Evoquant l’agression marocaine, du 13 novembre dernier contre des civils sahraouis dans la zone tampon d’El-Guerguerat au Sud-ouest du Sahara occidental, l’ONG de défense des droits de l’Homme, a indiqué que les affrontements entre le Maroc et le Front Polisario s’intensifient, et les militants sahraouis des droits humains et les partisans de l’autodétermination «subissent une pression accrue» des autorités d’occupation.
«Les organisations locales de surveillance de la situation des droits de l’Homme au Sahara occidental ont également signalé qu’au moins quatre Sahraouis avaient été arrêtés à Laâyoune dont une jeune fille de 12 ans arrêtée le 19 novembre», a dénoncé l’ONG.
Selon ces organisations locales, ajoute Amnesty, «l’opération militaire marocaine a été suivie d’une répression des militants sahraouis par la police marocaine, comprenant des descentes contre des maisons, une surveillance accrue et des arrestations».
«Entre le 13 et le 21 novembre, la police marocaine a encerclé et surveillé de près les maisons de plusieurs militants et journalistes sahraouis, notamment dans les villes de Laâyoune et Boudjedour.

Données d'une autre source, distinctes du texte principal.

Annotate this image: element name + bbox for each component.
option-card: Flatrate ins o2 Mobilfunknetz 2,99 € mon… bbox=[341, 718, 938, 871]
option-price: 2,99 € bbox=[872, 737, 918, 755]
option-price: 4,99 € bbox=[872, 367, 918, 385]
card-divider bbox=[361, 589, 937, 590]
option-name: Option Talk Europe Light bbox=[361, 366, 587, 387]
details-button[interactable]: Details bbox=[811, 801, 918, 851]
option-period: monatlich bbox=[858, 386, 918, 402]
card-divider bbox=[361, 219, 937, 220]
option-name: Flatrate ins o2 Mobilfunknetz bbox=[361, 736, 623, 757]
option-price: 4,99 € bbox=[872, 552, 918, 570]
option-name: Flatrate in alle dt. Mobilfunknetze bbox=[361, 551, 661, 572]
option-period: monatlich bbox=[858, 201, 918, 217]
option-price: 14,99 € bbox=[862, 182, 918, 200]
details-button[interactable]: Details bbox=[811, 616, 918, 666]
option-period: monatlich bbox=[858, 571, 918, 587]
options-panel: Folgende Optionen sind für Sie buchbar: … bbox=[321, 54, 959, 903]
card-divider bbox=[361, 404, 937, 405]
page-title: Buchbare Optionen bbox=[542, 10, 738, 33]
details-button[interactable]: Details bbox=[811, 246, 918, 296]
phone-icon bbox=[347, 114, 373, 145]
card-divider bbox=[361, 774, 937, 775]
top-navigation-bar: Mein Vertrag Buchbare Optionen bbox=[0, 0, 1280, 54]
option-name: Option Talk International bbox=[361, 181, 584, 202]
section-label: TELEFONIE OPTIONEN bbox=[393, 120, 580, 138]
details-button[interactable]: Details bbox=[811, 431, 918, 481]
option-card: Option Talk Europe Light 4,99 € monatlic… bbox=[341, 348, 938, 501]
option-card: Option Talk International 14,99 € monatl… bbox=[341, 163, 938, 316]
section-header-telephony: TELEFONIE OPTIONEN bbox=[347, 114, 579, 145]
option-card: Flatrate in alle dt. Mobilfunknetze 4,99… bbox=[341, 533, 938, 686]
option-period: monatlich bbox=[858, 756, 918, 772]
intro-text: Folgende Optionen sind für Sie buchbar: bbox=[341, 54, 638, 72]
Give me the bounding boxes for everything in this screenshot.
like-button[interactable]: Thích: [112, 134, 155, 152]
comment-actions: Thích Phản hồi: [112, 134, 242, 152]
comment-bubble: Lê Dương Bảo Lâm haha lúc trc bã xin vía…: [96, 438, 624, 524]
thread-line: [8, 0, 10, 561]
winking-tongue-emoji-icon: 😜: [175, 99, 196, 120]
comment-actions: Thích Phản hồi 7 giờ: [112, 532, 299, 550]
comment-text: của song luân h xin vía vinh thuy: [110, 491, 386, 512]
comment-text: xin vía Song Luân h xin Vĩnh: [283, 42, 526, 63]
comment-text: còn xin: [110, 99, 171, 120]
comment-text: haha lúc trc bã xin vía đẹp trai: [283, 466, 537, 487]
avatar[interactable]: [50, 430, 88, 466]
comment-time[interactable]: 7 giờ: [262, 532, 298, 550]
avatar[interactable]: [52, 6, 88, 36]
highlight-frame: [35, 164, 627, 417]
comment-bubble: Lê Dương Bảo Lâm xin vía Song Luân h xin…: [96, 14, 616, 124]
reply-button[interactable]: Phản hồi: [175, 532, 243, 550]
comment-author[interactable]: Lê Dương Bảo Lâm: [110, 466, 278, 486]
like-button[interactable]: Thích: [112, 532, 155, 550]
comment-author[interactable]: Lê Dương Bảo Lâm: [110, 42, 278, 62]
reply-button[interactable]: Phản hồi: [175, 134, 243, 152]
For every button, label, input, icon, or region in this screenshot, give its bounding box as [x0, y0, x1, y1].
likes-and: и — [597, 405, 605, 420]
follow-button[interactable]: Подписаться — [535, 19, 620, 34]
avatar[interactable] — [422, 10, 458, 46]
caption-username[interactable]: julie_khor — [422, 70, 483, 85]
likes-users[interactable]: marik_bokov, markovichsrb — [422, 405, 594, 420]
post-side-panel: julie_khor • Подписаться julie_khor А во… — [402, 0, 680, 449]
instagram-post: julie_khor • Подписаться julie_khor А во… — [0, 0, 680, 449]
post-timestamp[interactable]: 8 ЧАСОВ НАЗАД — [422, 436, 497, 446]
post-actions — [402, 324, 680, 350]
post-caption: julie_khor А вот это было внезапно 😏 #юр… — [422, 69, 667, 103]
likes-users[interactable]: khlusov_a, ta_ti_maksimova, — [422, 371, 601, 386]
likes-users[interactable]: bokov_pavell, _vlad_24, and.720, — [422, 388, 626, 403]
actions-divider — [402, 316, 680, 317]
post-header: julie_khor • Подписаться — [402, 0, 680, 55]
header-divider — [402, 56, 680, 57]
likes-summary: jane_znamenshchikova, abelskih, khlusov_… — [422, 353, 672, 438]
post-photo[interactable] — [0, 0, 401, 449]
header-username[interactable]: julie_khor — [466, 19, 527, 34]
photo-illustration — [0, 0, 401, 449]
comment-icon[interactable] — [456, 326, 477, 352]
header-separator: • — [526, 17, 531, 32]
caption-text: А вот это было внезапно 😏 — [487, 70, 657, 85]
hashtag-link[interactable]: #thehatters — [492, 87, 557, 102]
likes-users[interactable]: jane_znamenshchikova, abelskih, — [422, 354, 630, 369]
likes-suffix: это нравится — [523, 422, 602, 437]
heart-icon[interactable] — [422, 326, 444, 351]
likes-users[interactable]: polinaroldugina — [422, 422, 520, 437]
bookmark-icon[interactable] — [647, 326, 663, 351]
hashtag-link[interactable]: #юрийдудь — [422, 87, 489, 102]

Parmi les personnes ciblées figurent les militants Mahfouda Lefkire, Nazha El-Khalidi et Ahmed Ettandji», a dénoncé l’ONG.
Inscrit depuis 1966 à la liste des territoires non autonomes, et donc éligible à l’application de la résolution 1514 de l’Assemblée générale de l’ONU portant déclaration sur l’octroi de l’indépendance aux pays et peuples coloniaux, le Sahara occidental est la dernière colonie en Afrique, occupé depuis 1975 par le Maroc, soutenu par la France.(APS)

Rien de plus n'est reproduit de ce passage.